To make predictions about knee surgery outcomes, for example, an algorithm would ideally learn from the patients’ health history, clinical history, genetics, socioeconomic status, physical activity, diet, and more—and none of that is standardized. To make a prediction for one patient, the algorithm would need to observe relationships in these data sources for many other patients; however, those patients all have different data histories—they have been seen by different providers, had different insurers, used different wearables, etc. To train the algorithm, all those various, disparate data sources need to be standardized and integrated. The algorithm needs to know that where one insurer codes patient physical activity as minutes per day in a column called “physActMinPerDay” in a table called “lifestyleFactors,” another codes the same information as on a 1-5 scale from inactive to very active in a column called “activity_level” in a table called “individual_attributes.” Before a model can use that information, those locations need to be identified and the 1-5 coding transformed into a minutes-per-day approximation. And this needs to happen for every variable in every table across all the different producers of healthcare encounter data, insurance data, wearable data, outcomes data, socioeconomic data, genetic data, and on and on and on.

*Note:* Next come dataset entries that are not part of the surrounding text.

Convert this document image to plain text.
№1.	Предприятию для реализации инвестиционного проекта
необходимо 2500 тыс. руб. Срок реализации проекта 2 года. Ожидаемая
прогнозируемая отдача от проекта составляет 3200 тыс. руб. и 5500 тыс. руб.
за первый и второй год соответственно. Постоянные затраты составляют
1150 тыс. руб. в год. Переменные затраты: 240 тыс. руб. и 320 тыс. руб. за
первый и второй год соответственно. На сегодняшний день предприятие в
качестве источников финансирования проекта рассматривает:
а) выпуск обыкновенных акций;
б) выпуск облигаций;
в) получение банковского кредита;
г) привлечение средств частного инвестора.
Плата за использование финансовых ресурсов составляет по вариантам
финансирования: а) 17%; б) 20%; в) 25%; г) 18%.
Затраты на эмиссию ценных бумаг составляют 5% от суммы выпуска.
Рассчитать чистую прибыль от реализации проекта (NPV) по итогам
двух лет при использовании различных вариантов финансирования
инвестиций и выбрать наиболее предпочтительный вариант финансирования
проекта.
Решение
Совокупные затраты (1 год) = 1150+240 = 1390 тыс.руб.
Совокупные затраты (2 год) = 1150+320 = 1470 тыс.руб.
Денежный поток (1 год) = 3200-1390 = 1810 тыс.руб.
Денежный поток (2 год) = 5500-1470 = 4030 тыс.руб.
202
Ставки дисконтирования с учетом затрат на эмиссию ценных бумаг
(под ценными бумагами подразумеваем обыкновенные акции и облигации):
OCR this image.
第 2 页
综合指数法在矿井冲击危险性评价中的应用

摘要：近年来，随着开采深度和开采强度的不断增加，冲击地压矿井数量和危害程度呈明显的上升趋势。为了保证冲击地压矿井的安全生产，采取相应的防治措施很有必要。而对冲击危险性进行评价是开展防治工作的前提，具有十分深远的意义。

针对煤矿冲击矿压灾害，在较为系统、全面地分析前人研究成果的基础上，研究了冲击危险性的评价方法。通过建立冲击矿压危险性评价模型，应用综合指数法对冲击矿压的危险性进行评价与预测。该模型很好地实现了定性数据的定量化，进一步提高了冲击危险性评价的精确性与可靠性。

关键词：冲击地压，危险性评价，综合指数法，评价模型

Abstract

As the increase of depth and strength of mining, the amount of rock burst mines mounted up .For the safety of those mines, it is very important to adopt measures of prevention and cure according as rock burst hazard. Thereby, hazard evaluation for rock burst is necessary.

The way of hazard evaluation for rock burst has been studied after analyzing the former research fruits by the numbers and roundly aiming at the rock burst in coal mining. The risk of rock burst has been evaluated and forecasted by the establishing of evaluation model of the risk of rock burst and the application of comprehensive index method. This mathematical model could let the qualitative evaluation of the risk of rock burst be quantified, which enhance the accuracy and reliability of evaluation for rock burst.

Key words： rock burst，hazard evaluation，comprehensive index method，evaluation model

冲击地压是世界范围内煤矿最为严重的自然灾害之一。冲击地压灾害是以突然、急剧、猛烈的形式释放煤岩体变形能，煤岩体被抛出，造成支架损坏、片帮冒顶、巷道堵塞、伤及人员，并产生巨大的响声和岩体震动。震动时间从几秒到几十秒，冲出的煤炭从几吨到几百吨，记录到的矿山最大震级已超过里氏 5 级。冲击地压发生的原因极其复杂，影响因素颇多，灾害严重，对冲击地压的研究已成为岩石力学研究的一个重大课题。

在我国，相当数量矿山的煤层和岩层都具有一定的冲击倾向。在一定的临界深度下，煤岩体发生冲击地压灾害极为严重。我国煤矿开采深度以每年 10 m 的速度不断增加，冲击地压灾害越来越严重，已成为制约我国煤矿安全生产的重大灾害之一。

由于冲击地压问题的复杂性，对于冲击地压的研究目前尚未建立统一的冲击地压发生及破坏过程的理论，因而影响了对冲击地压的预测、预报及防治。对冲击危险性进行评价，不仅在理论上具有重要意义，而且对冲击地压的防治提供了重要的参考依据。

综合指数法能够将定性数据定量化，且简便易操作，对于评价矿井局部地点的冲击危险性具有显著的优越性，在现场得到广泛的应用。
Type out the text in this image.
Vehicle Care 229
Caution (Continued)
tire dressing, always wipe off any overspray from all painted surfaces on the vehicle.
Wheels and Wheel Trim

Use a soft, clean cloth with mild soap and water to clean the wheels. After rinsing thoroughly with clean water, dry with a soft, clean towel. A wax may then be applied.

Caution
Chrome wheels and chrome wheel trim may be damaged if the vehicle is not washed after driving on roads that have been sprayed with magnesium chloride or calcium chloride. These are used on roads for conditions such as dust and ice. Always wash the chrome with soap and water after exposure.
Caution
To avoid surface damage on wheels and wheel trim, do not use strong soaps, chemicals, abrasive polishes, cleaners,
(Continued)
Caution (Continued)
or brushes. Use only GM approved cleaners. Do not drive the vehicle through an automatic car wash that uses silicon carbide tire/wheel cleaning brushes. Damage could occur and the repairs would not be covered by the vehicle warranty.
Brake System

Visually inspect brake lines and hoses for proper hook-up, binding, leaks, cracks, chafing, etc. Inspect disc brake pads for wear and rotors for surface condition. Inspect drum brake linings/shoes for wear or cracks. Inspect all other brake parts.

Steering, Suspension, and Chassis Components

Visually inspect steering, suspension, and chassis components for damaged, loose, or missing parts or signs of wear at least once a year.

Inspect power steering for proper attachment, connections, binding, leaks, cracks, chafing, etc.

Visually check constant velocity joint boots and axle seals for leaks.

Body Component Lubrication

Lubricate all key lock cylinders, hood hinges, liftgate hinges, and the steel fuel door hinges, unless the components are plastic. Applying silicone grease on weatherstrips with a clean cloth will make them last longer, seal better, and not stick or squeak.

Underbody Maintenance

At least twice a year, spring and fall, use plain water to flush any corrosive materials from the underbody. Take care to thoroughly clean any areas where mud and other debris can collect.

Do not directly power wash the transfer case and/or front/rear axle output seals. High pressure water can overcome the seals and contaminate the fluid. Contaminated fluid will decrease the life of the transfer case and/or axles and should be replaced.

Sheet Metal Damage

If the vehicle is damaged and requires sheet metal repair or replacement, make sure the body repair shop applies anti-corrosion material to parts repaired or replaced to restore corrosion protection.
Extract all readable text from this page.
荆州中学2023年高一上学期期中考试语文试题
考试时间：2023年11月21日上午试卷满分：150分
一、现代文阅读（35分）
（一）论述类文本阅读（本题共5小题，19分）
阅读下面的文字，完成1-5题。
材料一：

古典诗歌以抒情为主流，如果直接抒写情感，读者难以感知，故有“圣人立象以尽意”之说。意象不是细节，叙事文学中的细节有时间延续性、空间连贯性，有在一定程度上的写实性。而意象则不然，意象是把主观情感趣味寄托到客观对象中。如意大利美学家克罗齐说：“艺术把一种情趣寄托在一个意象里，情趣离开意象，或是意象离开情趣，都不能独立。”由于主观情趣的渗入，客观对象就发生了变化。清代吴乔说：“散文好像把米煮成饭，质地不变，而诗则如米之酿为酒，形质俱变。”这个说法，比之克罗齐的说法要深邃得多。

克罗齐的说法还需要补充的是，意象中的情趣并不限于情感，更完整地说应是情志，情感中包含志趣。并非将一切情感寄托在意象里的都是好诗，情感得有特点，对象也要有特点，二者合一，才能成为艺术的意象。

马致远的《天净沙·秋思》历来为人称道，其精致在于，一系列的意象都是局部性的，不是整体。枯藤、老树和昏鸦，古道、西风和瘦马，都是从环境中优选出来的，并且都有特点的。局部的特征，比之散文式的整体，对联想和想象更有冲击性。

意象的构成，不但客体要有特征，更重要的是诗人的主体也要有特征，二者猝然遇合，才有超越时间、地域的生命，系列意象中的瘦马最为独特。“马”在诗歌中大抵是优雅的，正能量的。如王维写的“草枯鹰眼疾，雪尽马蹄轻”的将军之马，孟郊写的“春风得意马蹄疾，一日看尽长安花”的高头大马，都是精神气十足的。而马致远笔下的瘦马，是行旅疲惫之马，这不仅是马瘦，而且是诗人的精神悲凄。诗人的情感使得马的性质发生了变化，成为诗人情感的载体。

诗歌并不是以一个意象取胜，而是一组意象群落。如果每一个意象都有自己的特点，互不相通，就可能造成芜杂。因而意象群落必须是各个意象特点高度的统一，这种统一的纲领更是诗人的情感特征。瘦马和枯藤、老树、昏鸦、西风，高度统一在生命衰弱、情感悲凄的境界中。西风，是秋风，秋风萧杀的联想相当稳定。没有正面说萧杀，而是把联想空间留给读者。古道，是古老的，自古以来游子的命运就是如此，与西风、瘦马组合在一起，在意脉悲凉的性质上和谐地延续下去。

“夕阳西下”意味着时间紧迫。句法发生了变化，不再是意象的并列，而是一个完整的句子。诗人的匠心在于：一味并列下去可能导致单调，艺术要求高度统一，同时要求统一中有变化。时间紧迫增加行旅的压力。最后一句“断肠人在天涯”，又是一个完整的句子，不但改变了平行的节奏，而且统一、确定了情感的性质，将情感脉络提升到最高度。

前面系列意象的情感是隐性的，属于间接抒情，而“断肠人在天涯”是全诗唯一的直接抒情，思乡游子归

Is it an impossible task? I don’t think so. In an excellent keynote at the Healthcare Analytics Summit, Dale Sanders described how the Health Catalyst Data Operating System (DOS) addresses these challenges. DOS is a data architecture that empowers reusable logic to integrate various types of data from a wide variety of sources. This makes it possible to develop algorithms that can learn from all of those different data sources across millions of patients, which produces massive predictive power. It also makes it possible to put those algorithms in the hands of physicians, to make real-time predictions on demand, and allow fully informed patients to take charge of their care.